One such mechanism is already in place in Wisconsin law, which calls for paying minors who have worked outside of legal hours or in jobs that violate state work rules for their age double pay for the hours they worked in violation.

Gerstein said that while that penalty “seemed pretty modest, at least it’s a little something.” But addressing more ways of directly compensating the young people who have been made to work in violation of protective laws “is a really important piece that is now completely missing,” she added.

Adapting other strategies to curb child labor

Many of the recommendations, such as the stop work order proposal and holding businesses higher up in a chain of responsibility accountable, are “based on laws that actually exist in some jurisdictions in the United States,” Gerstein said. “There are tools out there that are being used in other ways, and they could be brought to bear on this problem.”

Another change that the report recommends is for states that don’t require work permits for children under 18 to institute them. A concerted movement to weaken state child labor laws, including to eliminate work permits for teens, has been promoted across the country, Gerstein observed.

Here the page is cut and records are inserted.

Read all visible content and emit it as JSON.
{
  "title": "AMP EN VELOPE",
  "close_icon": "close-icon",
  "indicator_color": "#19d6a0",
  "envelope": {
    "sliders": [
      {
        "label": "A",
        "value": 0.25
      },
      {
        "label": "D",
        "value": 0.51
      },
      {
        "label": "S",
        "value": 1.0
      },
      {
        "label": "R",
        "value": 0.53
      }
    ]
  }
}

Wisconsin eliminated work permits for 16- and 17-year-olds late in former Gov. Scott Walker’s second term. Republicans in the Legislature have passed a bill abolishing permits required for teens who are 14 and 15, claiming that they are  a bureaucratic interference for families and teens who want to work.

Gov. Tony Evers is expected to veto the legislation, which legislative Democrats voted against, noting that work permit fees in Wisconsin fund child labor law enforcement and that the state’s permit process is simple.

“It’s a terrible idea at any moment, and it happens to be occurring at the worst possible moment — when we’re seeing this recurrence of violations,” Gerstein said.

Permits are “not just needless paperwork,” she said. She credits the permit system with helping to ensure that parents and teens understand the protections that child labor laws provide and the impact that a teen job can have on school work, as well as making it clear that the employer knows the worker is a minor.

“It’s a way of keeping everyone in the loop.”